En la Marina Alta y otras partes de la provincia están muriendo los pinos y muy rápido, pues no hay agua para todos. Entonces, llegan plagas como el tomicus, un pequeño escarabajo que actúa como especie oportunista y auténtico enterrador de los árboles debilitados por un clima enloquecido. El efecto es devastador, ya lo vimos en la sierra de Orihuela en el 2014 cuando se llevó por delante todas las pinadas que oxigenaban y daban frescor a la ciudad. Las plagas de terceros países nos están expulsando de nuestras propias explotaciones dejándonos en una situación de absoluta vulnerabilidad por una política sesgada medioambientalista que nos priva de productos fitosanitarios con los que mantener nuestros cultivos sanos y activos.

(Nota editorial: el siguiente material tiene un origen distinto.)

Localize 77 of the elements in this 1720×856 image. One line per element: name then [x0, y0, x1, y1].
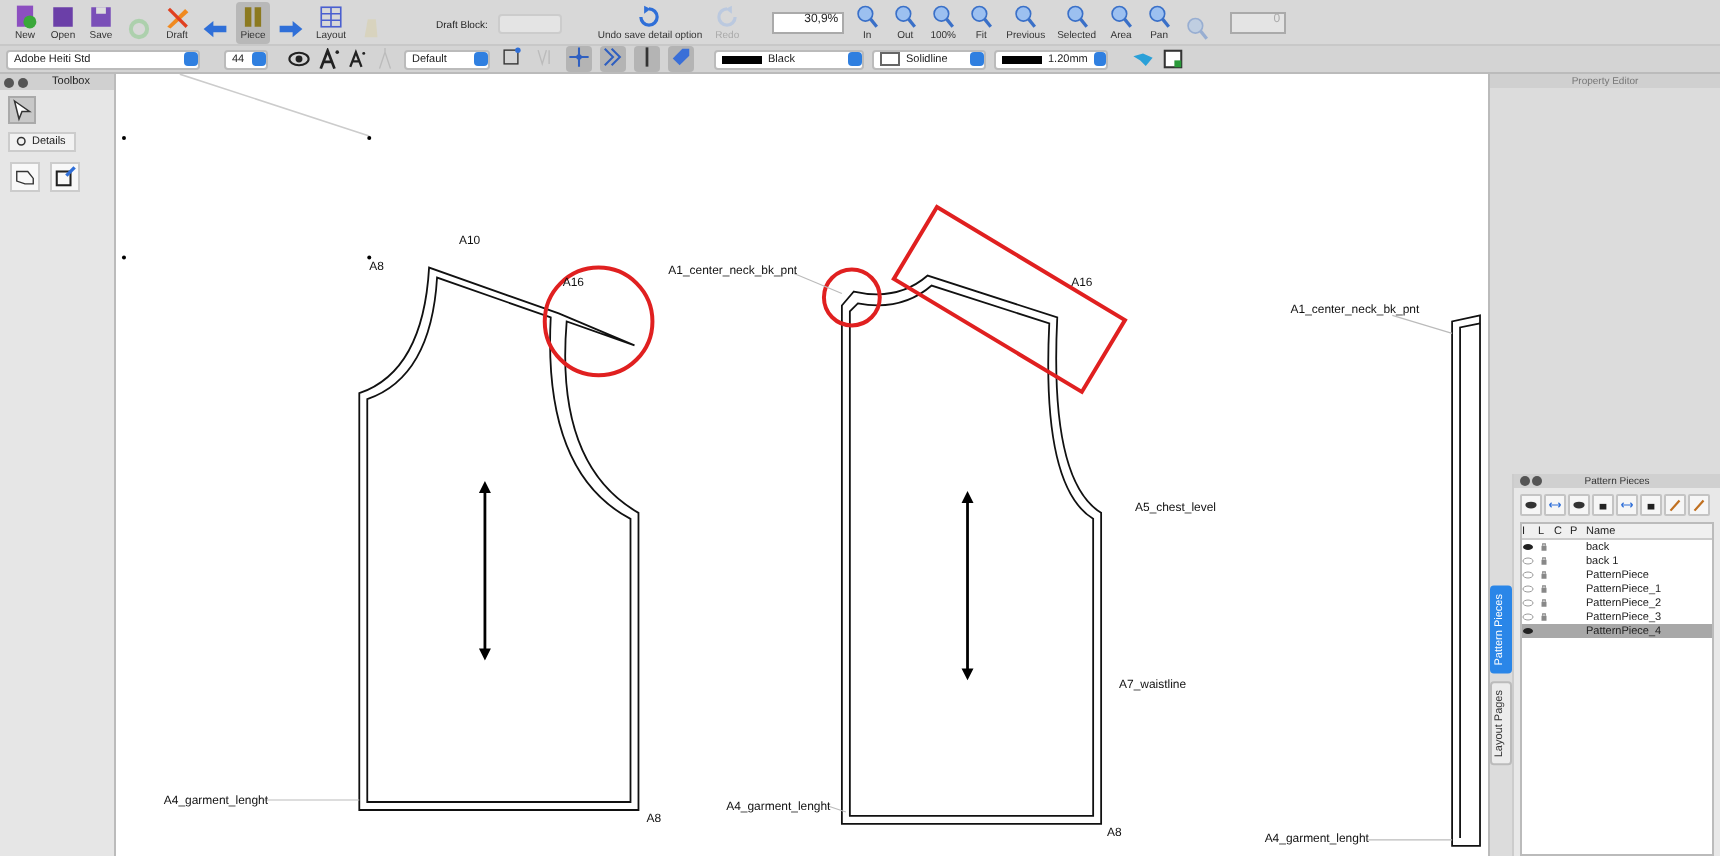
color-swatch	[722, 55, 762, 63]
folder-icon	[50, 4, 76, 30]
magnifier-icon	[968, 4, 995, 30]
edit-icon	[54, 166, 76, 188]
point-marker	[122, 135, 126, 140]
dropdown-arrow-icon	[474, 52, 488, 66]
close-dot-icon[interactable]	[1520, 476, 1530, 486]
left-arrow-icon	[202, 16, 228, 42]
pen-toggle-button[interactable]	[1688, 494, 1710, 516]
eye-icon[interactable]	[288, 48, 310, 70]
undo-arrow-icon	[636, 4, 663, 30]
dropdown-arrow-icon	[848, 52, 862, 66]
new-file-icon	[12, 4, 38, 30]
pointer-tool-button[interactable]	[8, 96, 36, 124]
arrows-toggle-button[interactable]	[1616, 494, 1638, 516]
lock-icon[interactable]	[1538, 584, 1550, 594]
cursor-arrow-icon	[10, 98, 34, 122]
dropdown-arrow-icon	[970, 52, 984, 66]
tool-toggle[interactable]	[600, 46, 626, 72]
crosshair-icon	[568, 46, 590, 68]
leader-line	[1391, 314, 1453, 334]
magnifier-icon	[930, 4, 957, 30]
eye-toggle-button[interactable]	[1568, 494, 1590, 516]
point-marker	[122, 255, 126, 260]
magnifier-icon	[1184, 16, 1211, 42]
piece-shape-icon	[14, 166, 36, 188]
line-width-swatch	[1002, 55, 1042, 63]
leader-line	[793, 272, 843, 295]
lock-icon[interactable]	[1538, 542, 1550, 552]
tool-toggle[interactable]	[566, 46, 592, 72]
point-icon	[500, 46, 522, 68]
highlight-circle	[542, 265, 655, 378]
tool-toggle[interactable]	[634, 46, 660, 72]
magnifier-icon	[1146, 4, 1173, 30]
magnifier-icon	[16, 136, 28, 148]
point-marker	[367, 135, 372, 140]
lock-icon[interactable]	[1538, 556, 1550, 566]
pencil-icon	[164, 4, 190, 30]
lock-toggle-button[interactable]	[1592, 494, 1614, 516]
point-marker	[367, 255, 372, 260]
leader-line	[827, 805, 847, 813]
close-dot-icon[interactable]	[4, 77, 14, 87]
eye-icon[interactable]	[1522, 626, 1534, 636]
magnifier-icon	[1108, 4, 1135, 30]
line-type-icon	[880, 52, 900, 66]
tool-toggle[interactable]	[668, 46, 694, 72]
leader-line	[262, 799, 360, 801]
lock-icon[interactable]	[1538, 612, 1550, 622]
eye-icon	[1522, 496, 1540, 514]
double-chevron-icon	[602, 46, 624, 68]
redo-arrow-icon	[714, 4, 741, 30]
magnifier-icon	[1012, 4, 1039, 30]
increase-font-icon[interactable]	[318, 48, 340, 70]
magnifier-icon	[1063, 4, 1090, 30]
dropdown-arrow-icon	[1093, 52, 1106, 66]
close-dot-icon[interactable]	[18, 77, 28, 87]
lock-icon[interactable]	[1538, 598, 1550, 608]
close-dot-icon[interactable]	[1532, 476, 1542, 486]
layout-icon	[318, 4, 344, 30]
decrease-font-icon[interactable]	[348, 48, 366, 70]
eye-icon	[1570, 496, 1588, 514]
eye-icon[interactable]	[1522, 542, 1534, 552]
highlight-circle	[821, 267, 882, 328]
dropdown-arrow-icon	[184, 52, 198, 66]
save-icon[interactable]	[1162, 48, 1184, 70]
leader-line	[1367, 839, 1453, 841]
eye-toggle-button[interactable]	[1520, 494, 1542, 516]
magnifier-icon	[854, 4, 881, 30]
magnifier-icon	[892, 4, 919, 30]
dropdown-arrow-icon	[252, 52, 266, 66]
arrows-toggle-button[interactable]	[1544, 494, 1566, 516]
edit-piece-button[interactable]	[50, 162, 80, 192]
piece-tool-button[interactable]	[10, 162, 40, 192]
lock-toggle-button[interactable]	[1640, 494, 1662, 516]
right-arrow-icon	[278, 16, 304, 42]
pen-toggle-button[interactable]	[1664, 494, 1686, 516]
lock-icon[interactable]	[1538, 570, 1550, 580]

Entonces, ¿quién debe cuidar esos bosques que devoran las explotaciones agrarias? ¿Quién debe vigilar la fauna y mantener esas fuentes de vida, con vida?

Se acaba de desarrollar una ley en Europa para la restauración de la naturaleza que complicará aún más, si cabe, la actividad agrícola y ganadera, pero nadie se acuerda de legislar sobre el buen estado de salud de nuestros bosques. El mantra es proteger y sobreproteger el medioambiente, pero ¿quién lo mantiene?

La respuesta es sencilla. Todos, como sociedad, y la administración, como representante de ella, siguen olvidando que nosotros somos los auténticos custodios de la diversidad y que los incendios, las plagas y muchos de los males que padecemos solo podrán controlarse si se respeta al medio rural y a sus agricultores.